From Dell Rapids' Attic - History
Garfield Avenue Settlers' Bridge
By the 1920s, Garfield Avenue became a major route leading into and out of Dell Rapids. A bigger and better bridge was needed to accommodate the increasing (now auto) traffic across the Sioux River. In the fall of 1928, work began on the $32,000 structure - a substantial amount of money in those days.
By August 1929, the cantilever type bridge was completed. This bridge was built with nine girders self-supported under load and measured 240 feet long. It had a 24-foot driveway and a five-foot sidewalk on its east side. Another unique feature of the bridge were its twelve electric streetlights (six to a side) mounted on dark green slender lampposts. The bridge was said to have been the most beautiful of any in the state.
On dedication day, in honor and memory of the early Dell Rapids settlers, bridge engineer for the state highway commission, J. Harper Hamilton, said, "Dedication of the bridge 'to the early settlers of the community' is as it should be. These settlers stand at one end of a long line of progress in this state.

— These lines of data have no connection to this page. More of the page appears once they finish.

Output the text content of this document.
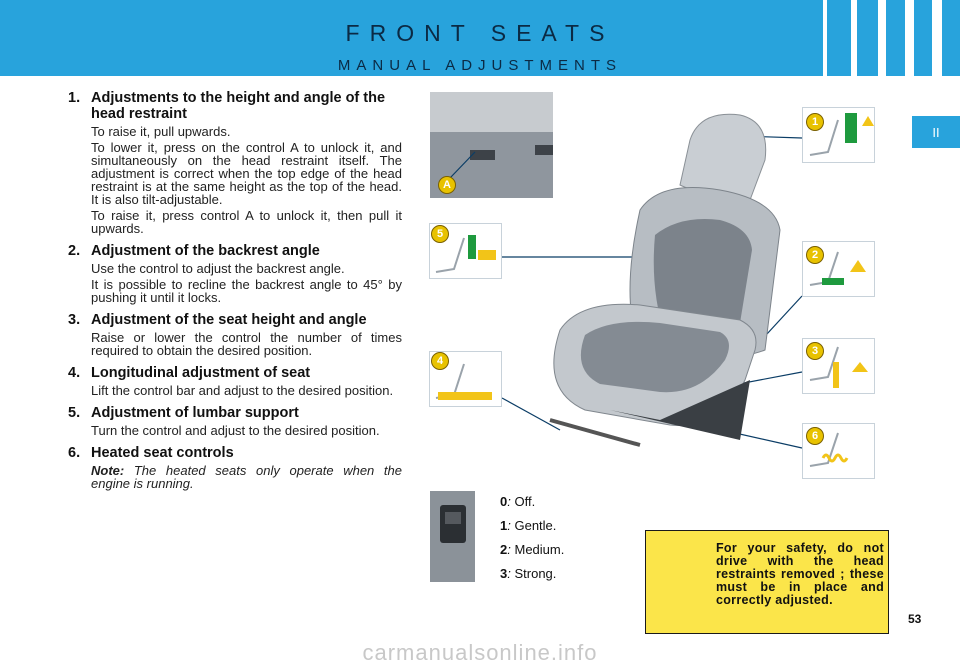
FRONT SEATS
MANUAL ADJUSTMENTS
II
1. Adjustments to the height and angle of the head restraint

To raise it, pull upwards.

To lower it, press on the control A to unlock it, and simultaneously on the head restraint itself. The adjustment is correct when the top edge of the head restraint is at the same height as the top of the head. It is also tilt-adjustable.

To raise it, press control A to unlock it, then pull it upwards.

2. Adjustment of the backrest angle

Use the control to adjust the backrest angle.

It is possible to recline the backrest angle to 45° by pushing it until it locks.

3. Adjustment of the seat height and angle

Raise or lower the control the number of times required to obtain the desired position.

4. Longitudinal adjustment of seat

Lift the control bar and adjust to the desired position.

5. Adjustment of lumbar support

Turn the control and adjust to the desired position.

6. Heated seat controls

Note: The heated seats only operate when the engine is running.

A
1
2
3
4
5
6
0: Off.
1: Gentle.
2: Medium.
3: Strong.
For your safety, do not drive with the head restraints removed ; these must be in place and correctly adjusted.
53
carmanualsonline.info
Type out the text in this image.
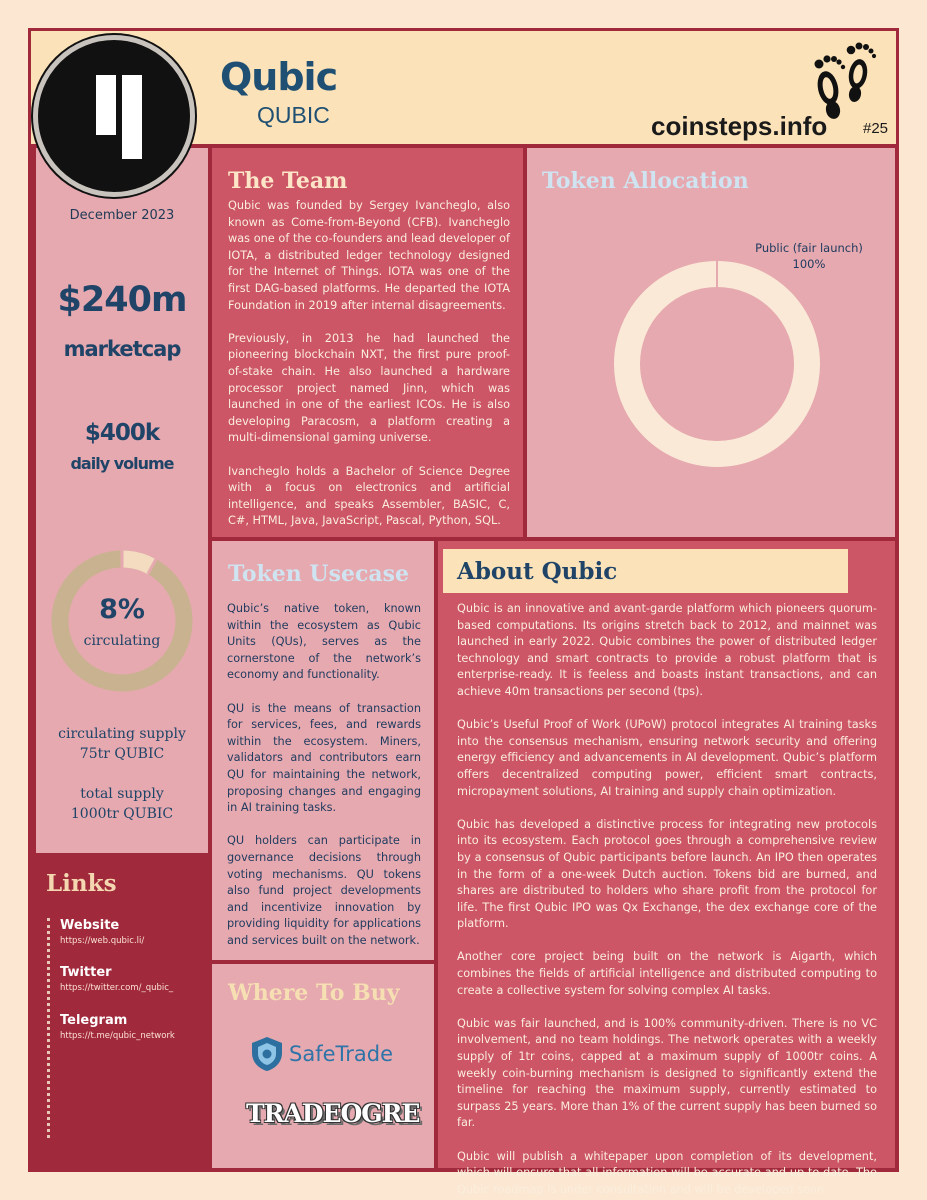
Qubic
QUBIC	coinsteps.info #25
December 2023
$240m
marketcap
$400k
daily volume
8%
circulating
circulating supply
75tr QUBIC
total supply
1000tr QUBIC
Links
Website
https://web.qubic.li/
Twitter
https://twitter.com/_qubic_
Telegram
https://t.me/qubic_network
The Team

Qubic was founded by Sergey Ivancheglo, also known as Come-from-Beyond (CFB). Ivancheglo was one of the co-founders and lead developer of IOTA, a distributed ledger technology designed for the Internet of Things. IOTA was one of the first DAG-based platforms. He departed the IOTA Foundation in 2019 after internal disagreements.

Previously, in 2013 he had launched the pioneering blockchain NXT, the first pure proof-of-stake chain. He also launched a hardware processor project named Jinn, which was launched in one of the earliest ICOs. He is also developing Paracosm, a platform creating a multi-dimensional gaming universe.

Ivancheglo holds a Bachelor of Science Degree with a focus on electronics and artificial intelligence, and speaks Assembler, BASIC, C, C#, HTML, Java, JavaScript, Pascal, Python, SQL.

Token Allocation
Public (fair launch)
100%
Token Usecase

Qubic’s native token, known within the ecosystem as Qubic Units (QUs), serves as the cornerstone of the network’s economy and functionality.

QU is the means of transaction for services, fees, and rewards within the ecosystem. Miners, validators and contributors earn QU for maintaining the network, proposing changes and engaging in AI training tasks.

QU holders can participate in governance decisions through voting mechanisms. QU tokens also fund project developments and incentivize innovation by providing liquidity for applications and services built on the network.

Where To Buy
SafeTrade
TRADEOGRE
About Qubic

Qubic is an innovative and avant-garde platform which pioneers quorum-based computations. Its origins stretch back to 2012, and mainnet was launched in early 2022. Qubic combines the power of distributed ledger technology and smart contracts to provide a robust platform that is enterprise-ready. It is feeless and boasts instant transactions, and can achieve 40m transactions per second (tps).

Qubic’s Useful Proof of Work (UPoW) protocol integrates AI training tasks into the consensus mechanism, ensuring network security and offering energy efficiency and advancements in AI development. Qubic’s platform offers decentralized computing power, efficient smart contracts, micropayment solutions, AI training and supply chain optimization.

Qubic has developed a distinctive process for integrating new protocols into its ecosystem. Each protocol goes through a comprehensive review by a consensus of Qubic participants before launch. An IPO then operates in the form of a one-week Dutch auction. Tokens bid are burned, and shares are distributed to holders who share profit from the protocol for life. The first Qubic IPO was Qx Exchange, the dex exchange core of the platform.

Another core project being built on the network is Aigarth, which combines the fields of artificial intelligence and distributed computing to create a collective system for solving complex AI tasks.

Qubic was fair launched, and is 100% community-driven. There is no VC involvement, and no team holdings. The network operates with a weekly supply of 1tr coins, capped at a maximum supply of 1000tr coins. A weekly coin-burning mechanism is designed to significantly extend the timeline for reaching the maximum supply, currently estimated to surpass 25 years. More than 1% of the current supply has been burned so far.

Qubic will publish a whitepaper upon completion of its development, which will ensure that all information will be accurate and up to date. The Qubic roadmap is under consultation and will be developed soon.
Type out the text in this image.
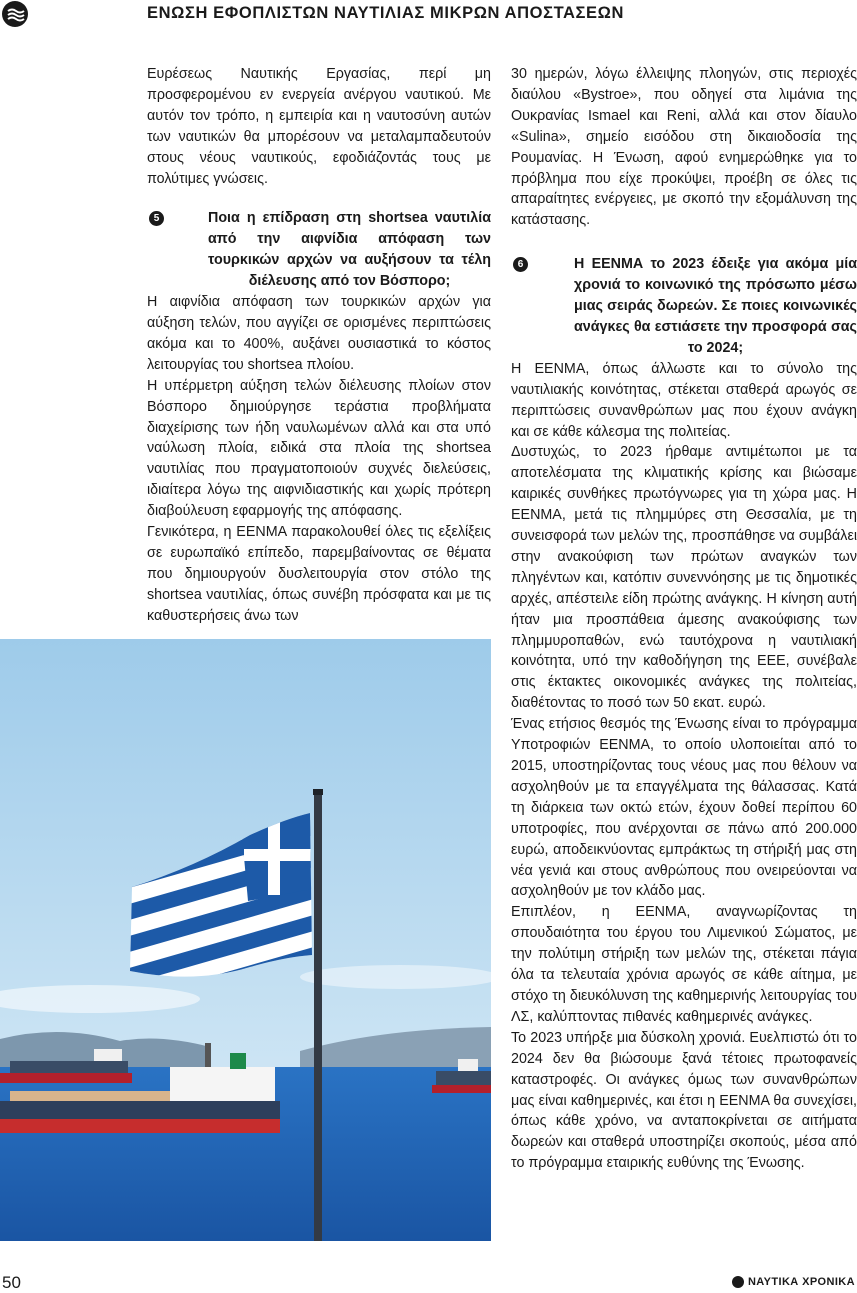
ΕΝΩΣΗ ΕΦΟΠΛΙΣΤΩΝ ΝΑΥΤΙΛΙΑΣ ΜΙΚΡΩΝ ΑΠΟΣΤΑΣΕΩΝ

Ευρέσεως Ναυτικής Εργασίας, περί μη προσφερομένου εν ενεργεία ανέργου ναυτικού. Με αυτόν τον τρόπο, η εμπειρία και η ναυτοσύνη αυτών των ναυτικών θα μπορέσουν να μεταλαμπαδευτούν στους νέους ναυτικούς, εφοδιάζοντάς τους με πολύτιμες γνώσεις.

5	Ποια η επίδραση στη shortsea ναυτιλία από την αιφνίδια απόφαση των τουρκικών αρχών να αυξήσουν τα τέλη διέλευσης από τον Βόσπορο;

Η αιφνίδια απόφαση των τουρκικών αρχών για αύξηση τελών, που αγγίζει σε ορισμένες περιπτώσεις ακόμα και το 400%, αυξάνει ουσιαστικά το κόστος λειτουργίας του shortsea πλοίου.

Η υπέρμετρη αύξηση τελών διέλευσης πλοίων στον Βόσπορο δημιούργησε τεράστια προβλήματα διαχείρισης των ήδη ναυλωμένων αλλά και στα υπό ναύλωση πλοία, ειδικά στα πλοία της shortsea ναυτιλίας που πραγματοποιούν συχνές διελεύσεις, ιδιαίτερα λόγω της αιφνιδιαστικής και χωρίς πρότερη διαβούλευση εφαρμογής της απόφασης.

Γενικότερα, η ΕΕΝΜΑ παρακολουθεί όλες τις εξελίξεις σε ευρωπαϊκό επίπεδο, παρεμβαίνοντας σε θέματα που δημιουργούν δυσλειτουργία στον στόλο της shortsea ναυτιλίας, όπως συνέβη πρόσφατα και με τις καθυστερήσεις άνω των

30 ημερών, λόγω έλλειψης πλοηγών, στις περιοχές διαύλου «Bystroe», που οδηγεί στα λιμάνια της Ουκρανίας Ismael και Reni, αλλά και στον δίαυλο «Sulina», σημείο εισόδου στη δικαιοδοσία της Ρουμανίας. Η Ένωση, αφού ενημερώθηκε για το πρόβλημα που είχε προκύψει, προέβη σε όλες τις απαραίτητες ενέργειες, με σκοπό την εξομάλυνση της κατάστασης.

6	Η ΕΕΝΜΑ το 2023 έδειξε για ακόμα μία χρονιά το κοινωνικό της πρόσωπο μέσω μιας σειράς δωρεών. Σε ποιες κοινωνικές ανάγκες θα εστιάσετε την προσφορά σας το 2024;

Η ΕΕΝΜΑ, όπως άλλωστε και το σύνολο της ναυτιλιακής κοινότητας, στέκεται σταθερά αρωγός σε περιπτώσεις συνανθρώπων μας που έχουν ανάγκη και σε κάθε κάλεσμα της πολιτείας.

Δυστυχώς, το 2023 ήρθαμε αντιμέτωποι με τα αποτελέσματα της κλιματικής κρίσης και βιώσαμε καιρικές συνθήκες πρωτόγνωρες για τη χώρα μας. Η ΕΕΝΜΑ, μετά τις πλημμύρες στη Θεσσαλία, με τη συνεισφορά των μελών της, προσπάθησε να συμβάλει στην ανακούφιση των πρώτων αναγκών των πληγέντων και, κατόπιν συνεννόησης με τις δημοτικές αρχές, απέστειλε είδη πρώτης ανάγκης. Η κίνηση αυτή ήταν μια προσπάθεια άμεσης ανακούφισης των πλημμυροπαθών, ενώ ταυτόχρονα η ναυτιλιακή κοινότητα, υπό την καθοδήγηση της ΕΕΕ, συνέβαλε στις έκτακτες οικονομικές ανάγκες της πολιτείας, διαθέτοντας το ποσό των 50 εκατ. ευρώ.

Ένας ετήσιος θεσμός της Ένωσης είναι το πρόγραμμα Υποτροφιών ΕΕΝΜΑ, το οποίο υλοποιείται από το 2015, υποστηρίζοντας τους νέους μας που θέλουν να ασχοληθούν με τα επαγγέλματα της θάλασσας. Κατά τη διάρκεια των οκτώ ετών, έχουν δοθεί περίπου 60 υποτροφίες, που ανέρχονται σε πάνω από 200.000 ευρώ, αποδεικνύοντας εμπράκτως τη στήριξή μας στη νέα γενιά και στους ανθρώπους που ονειρεύονται να ασχοληθούν με τον κλάδο μας.

Επιπλέον, η ΕΕΝΜΑ, αναγνωρίζοντας τη σπουδαιότητα του έργου του Λιμενικού Σώματος, με την πολύτιμη στήριξη των μελών της, στέκεται πάγια όλα τα τελευταία χρόνια αρωγός σε κάθε αίτημα, με στόχο τη διευκόλυνση της καθημερινής λειτουργίας του ΛΣ, καλύπτοντας πιθανές καθημερινές ανάγκες.

Το 2023 υπήρξε μια δύσκολη χρονιά. Ευελπιστώ ότι το 2024 δεν θα βιώσουμε ξανά τέτοιες πρωτοφανείς καταστροφές. Οι ανάγκες όμως των συνανθρώπων μας είναι καθημερινές, και έτσι η ΕΕΝΜΑ θα συνεχίσει, όπως κάθε χρόνο, να ανταποκρίνεται σε αιτήματα δωρεών και σταθερά υποστηρίζει σκοπούς, μέσα από το πρόγραμμα εταιρικής ευθύνης της Ένωσης.

50	ΝΑΥΤΙΚΑ ΧΡΟΝΙΚΑ
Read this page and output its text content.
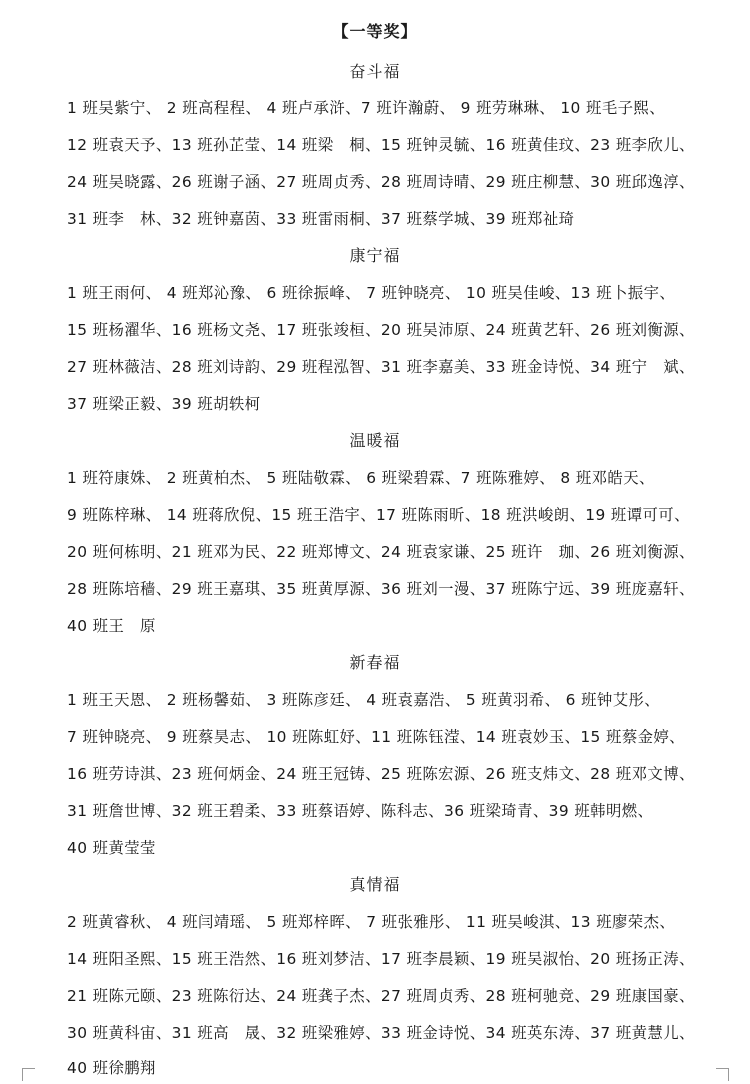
【一等奖】
奋斗福
1 班吴紫宁、 2 班高程程、 4 班卢承浒、7 班许瀚蔚、 9 班劳琳琳、 10 班毛子熙、
12 班袁天予、13 班孙芷莹、14 班梁　桐、15 班钟灵毓、16 班黄佳玟、23 班李欣儿、
24 班吴晓露、26 班谢子涵、27 班周贞秀、28 班周诗晴、29 班庄柳慧、30 班邱逸淳、
31 班李　林、32 班钟嘉茵、33 班雷雨桐、37 班蔡学城、39 班郑祉琦
康宁福
1 班王雨何、 4 班郑沁豫、 6 班徐振峰、 7 班钟晓亮、 10 班吴佳峻、13 班卜振宇、
15 班杨濯华、16 班杨文尧、17 班张竣桓、20 班吴沛原、24 班黄艺轩、26 班刘衡源、
27 班林薇洁、28 班刘诗韵、29 班程泓智、31 班李嘉美、33 班金诗悦、34 班宁　斌、
37 班梁正毅、39 班胡轶柯
温暖福
1 班符康姝、 2 班黄柏杰、 5 班陆敬霖、 6 班梁碧霖、7 班陈雅婷、 8 班邓皓天、
9 班陈梓琳、 14 班蒋欣倪、15 班王浩宇、17 班陈雨昕、18 班洪峻朗、19 班谭可可、
20 班何栋明、21 班邓为民、22 班郑博文、24 班袁家谦、25 班许　珈、26 班刘衡源、
28 班陈培穑、29 班王嘉琪、35 班黄厚源、36 班刘一漫、37 班陈宁远、39 班庞嘉轩、
40 班王　原
新春福
1 班王天恩、 2 班杨馨茹、 3 班陈彦廷、 4 班袁嘉浩、 5 班黄羽希、 6 班钟艾彤、
7 班钟晓亮、 9 班蔡昊志、 10 班陈虹妤、11 班陈钰滢、14 班袁妙玉、15 班蔡金婷、
16 班劳诗淇、23 班何炳金、24 班王冠铸、25 班陈宏源、26 班支炜文、28 班邓文博、
31 班詹世博、32 班王碧柔、33 班蔡语婷、陈科志、36 班梁琦青、39 班韩明燃、
40 班黄莹莹
真情福
2 班黄睿秋、 4 班闫靖瑶、 5 班郑梓晖、 7 班张雅彤、 11 班吴峻淇、13 班廖荣杰、
14 班阳圣熙、15 班王浩然、16 班刘梦洁、17 班李晨颖、19 班吴淑怡、20 班扬正涛、
21 班陈元颐、23 班陈衍达、24 班龚子杰、27 班周贞秀、28 班柯驰竞、29 班康国豪、
30 班黄科宙、31 班高　晟、32 班梁雅婷、33 班金诗悦、34 班英东涛、37 班黄慧儿、
40 班徐鹏翔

They made possible what is now come to pass and it is fitting that to them is dedicated the most beautiful bridge in the state. The bridge itself is unlike any other structure designed under the present highway laws, and set as it is in the solid granite of the Dell Rapids region, and should provide a crossing ample in capacity and endurance for the traffic of the distant future."
As the city moved into the 21st century that bridge – with its two 14x24 inch engraved bronze tablets dedicated to the memory of the early pioneers, is still in use. Minus the original streetlights, this white bridge continues to carry the sometimes heavy traffic across the Big Sioux River to and from some of Dell Rapids favorite sites - the city parks.